Elle était décidément très étrange cette fille. Après l’avoir dévisagé longuement, elle voulait qu’il lui révèle ses secrets les plus intimes alors qu’ils ne se connaissaient même pas. Sa tolérance face aux étrangers avait ses limites se rendit-il compte. Mais il n’arrivait pas à lui en vouloir, son visage était si enjoué à l’idée d’entendre sa réponse qu’il n’eut pas le courage de lui tourner le dos. Il réfléchit donc sérieusement à sa question. Il fallait répondre à la question sans que ce soit interprété ou révélateur d’une faiblesse de son passé. Se protéger avant tout. Il se rappela ainsi sa mère et sa nostalgie du désert d’Arabie qu’il n’avait jamais connu. Elle lui disait souvent que ce qui lui manquait le plus en Arabie ce n’étaient pas les repas somptueux qu’elle dégustait ou les robes élégantes qui sillonnaient ses appartements. Non, ce qui lui manquait le plus, c’était de sentir le sable chaud du désert sous ses pieds la nuit tombée. Ses pensées dépassant sa volonté de se défaire d’un passé, il répondit :
– Le désert.
Son regard s’illumina de mille feux. On aurait dit que ses deux mots prononcés étaient la clé d’un bonheur infini dont elle était l’heureuse gagnante. Elle attrapa sa main et l’entraîna vers un couloir, puis vers un autre et enfin une porte qui donnait sur un jardin sauvage. Et là elle lâcha sa main pour l’employer à rejoindre l’autre. Puis en quelques secondes à peine le bois et l’herbe qui tapissaient le jardin devint sable. A sa gauche une tente de type bédouine assez spacieuse se dessina et à côté un chameau. La pauvre bête avait l’air de débarquer tout comme lui dans ce décor impossible. Les larmes lui montaient aux yeux mais hors de question de pleurer. Non il allait profiter de tout ça avant que tout disparaisse. Il voulut ressentir ce qui manquait le plus à sa mère alors il se déchaussa en toute hâte et plongea ses pieds dans le sable. Tout y était, même la chaleur dans chacun des grains de sable et tout ça alors que le soleil se couchait. Elle avait réalisé le rêve de sa mère.

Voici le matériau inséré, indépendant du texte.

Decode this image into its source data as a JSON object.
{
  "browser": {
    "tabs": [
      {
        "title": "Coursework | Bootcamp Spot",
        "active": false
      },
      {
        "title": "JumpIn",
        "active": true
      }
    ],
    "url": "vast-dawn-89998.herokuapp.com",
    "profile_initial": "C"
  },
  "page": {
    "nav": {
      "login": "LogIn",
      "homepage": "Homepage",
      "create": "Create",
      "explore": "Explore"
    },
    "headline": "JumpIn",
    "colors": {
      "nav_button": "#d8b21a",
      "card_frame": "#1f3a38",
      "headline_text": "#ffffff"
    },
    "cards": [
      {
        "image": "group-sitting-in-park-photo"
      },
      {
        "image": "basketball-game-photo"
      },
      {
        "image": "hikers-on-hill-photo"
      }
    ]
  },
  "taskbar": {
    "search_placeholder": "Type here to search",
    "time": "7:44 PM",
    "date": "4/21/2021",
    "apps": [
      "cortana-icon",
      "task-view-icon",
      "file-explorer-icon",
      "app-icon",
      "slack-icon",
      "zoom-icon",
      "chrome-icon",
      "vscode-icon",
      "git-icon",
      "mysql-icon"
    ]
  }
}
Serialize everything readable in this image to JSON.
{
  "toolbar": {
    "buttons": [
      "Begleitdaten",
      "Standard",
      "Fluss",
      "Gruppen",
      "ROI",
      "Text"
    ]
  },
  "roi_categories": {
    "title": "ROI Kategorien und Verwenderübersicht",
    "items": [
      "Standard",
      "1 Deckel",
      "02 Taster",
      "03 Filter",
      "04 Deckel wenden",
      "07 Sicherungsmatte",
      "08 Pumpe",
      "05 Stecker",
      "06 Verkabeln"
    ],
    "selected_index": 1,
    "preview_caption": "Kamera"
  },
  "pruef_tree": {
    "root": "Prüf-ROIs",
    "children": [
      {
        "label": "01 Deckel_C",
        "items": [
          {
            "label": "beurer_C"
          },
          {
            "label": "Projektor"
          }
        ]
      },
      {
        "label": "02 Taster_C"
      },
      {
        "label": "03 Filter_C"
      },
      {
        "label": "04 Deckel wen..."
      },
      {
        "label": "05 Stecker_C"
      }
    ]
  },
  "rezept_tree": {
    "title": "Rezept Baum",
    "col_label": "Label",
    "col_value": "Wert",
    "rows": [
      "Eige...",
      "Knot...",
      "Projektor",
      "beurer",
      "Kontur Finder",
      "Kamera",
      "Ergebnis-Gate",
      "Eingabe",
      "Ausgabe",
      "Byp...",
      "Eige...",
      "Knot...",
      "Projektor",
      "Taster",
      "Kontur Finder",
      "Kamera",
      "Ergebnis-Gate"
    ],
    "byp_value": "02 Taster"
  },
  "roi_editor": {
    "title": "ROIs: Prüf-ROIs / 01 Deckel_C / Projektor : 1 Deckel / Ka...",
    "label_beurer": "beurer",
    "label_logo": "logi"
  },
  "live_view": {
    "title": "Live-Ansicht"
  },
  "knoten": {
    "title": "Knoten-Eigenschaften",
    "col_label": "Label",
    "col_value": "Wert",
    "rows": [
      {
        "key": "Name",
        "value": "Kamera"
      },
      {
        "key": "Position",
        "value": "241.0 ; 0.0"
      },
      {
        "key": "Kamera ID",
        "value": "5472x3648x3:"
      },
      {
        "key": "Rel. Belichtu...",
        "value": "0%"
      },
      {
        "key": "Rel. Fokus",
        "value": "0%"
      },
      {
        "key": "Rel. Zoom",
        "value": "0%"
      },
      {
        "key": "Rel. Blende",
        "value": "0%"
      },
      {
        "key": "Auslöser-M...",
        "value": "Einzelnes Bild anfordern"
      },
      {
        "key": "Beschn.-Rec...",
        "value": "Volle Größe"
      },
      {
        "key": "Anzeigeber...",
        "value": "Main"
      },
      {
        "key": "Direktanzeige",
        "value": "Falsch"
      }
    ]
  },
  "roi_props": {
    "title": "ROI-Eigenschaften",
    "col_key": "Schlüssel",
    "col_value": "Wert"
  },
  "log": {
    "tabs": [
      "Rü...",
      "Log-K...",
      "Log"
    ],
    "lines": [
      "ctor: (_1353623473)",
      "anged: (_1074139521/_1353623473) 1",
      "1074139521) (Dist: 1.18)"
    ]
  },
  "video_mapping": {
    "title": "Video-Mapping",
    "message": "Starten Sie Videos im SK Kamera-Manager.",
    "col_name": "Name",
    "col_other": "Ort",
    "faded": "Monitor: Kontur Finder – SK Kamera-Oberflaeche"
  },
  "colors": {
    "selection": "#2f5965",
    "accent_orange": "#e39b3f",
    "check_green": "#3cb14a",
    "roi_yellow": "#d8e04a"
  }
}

Il souriait. Il n’avait pas souri voilà des mois. Mais là il souriait grâce à elle et pour elle.
La magie du moment fut interrompue par l’arrivée de La Reine Téodora et avec elle son cortège d’invités. Les élus et les gardiens étaient là eux aussi.
– Brielle, qu’as-tu fait ? Gronda la reine
– Je voulais voir le désert d’Arabie maman répondit Brielle. Et vu que ce n’est pas possible dans l’immédiat alors j’ai fait venir le désert à nous. Elle continua en regardant cette fois-ci Ismaël : Je ne savais pas mais maintenant je sais. J’aime le désert.
Ismaël n’en revenait pas. Il venait de partager ce moment unique avec l’héritière de la prophétie qui était aussi la fille de la Reine. Cette réalité l’avait affaibli au point où il en tremblait. Pendant ce temps, la foule applaudit les exploits de Brielle et en première ligne les élus. Les garçons n’avaient jamais vu quelque chose d’aussi cool. Un désert au milieu d’une forêt en Pologne. Incroyable pouvait-on entendre de part et d’autre. Au milieu du brouhaha, Ismaël fut attiré par la conversation de deux jeunes élus qui avaient mentionné le nom de Brielle.
– Brielle est vraiment super. C’est la meilleure. Heureusement qu’elle est là. Admit le premier garçon.
L’autre garçon renchérit :
– Toi tu es amoureux d’elle c’est sûr.
– Qui ne le serait pas franchement répondit le premier tout en bousculant le second.
Il n’en fallut pas plus à Ismaël pour sentir le serpent de la jalousie s’enrouler autour de son cou. Finalement il allait renoncer à s’enfuir. Quand on fuit c’est qu’on a peur. Lui n’était pas un lâche. Et il avait un meilleur plan : conquérir Brielle.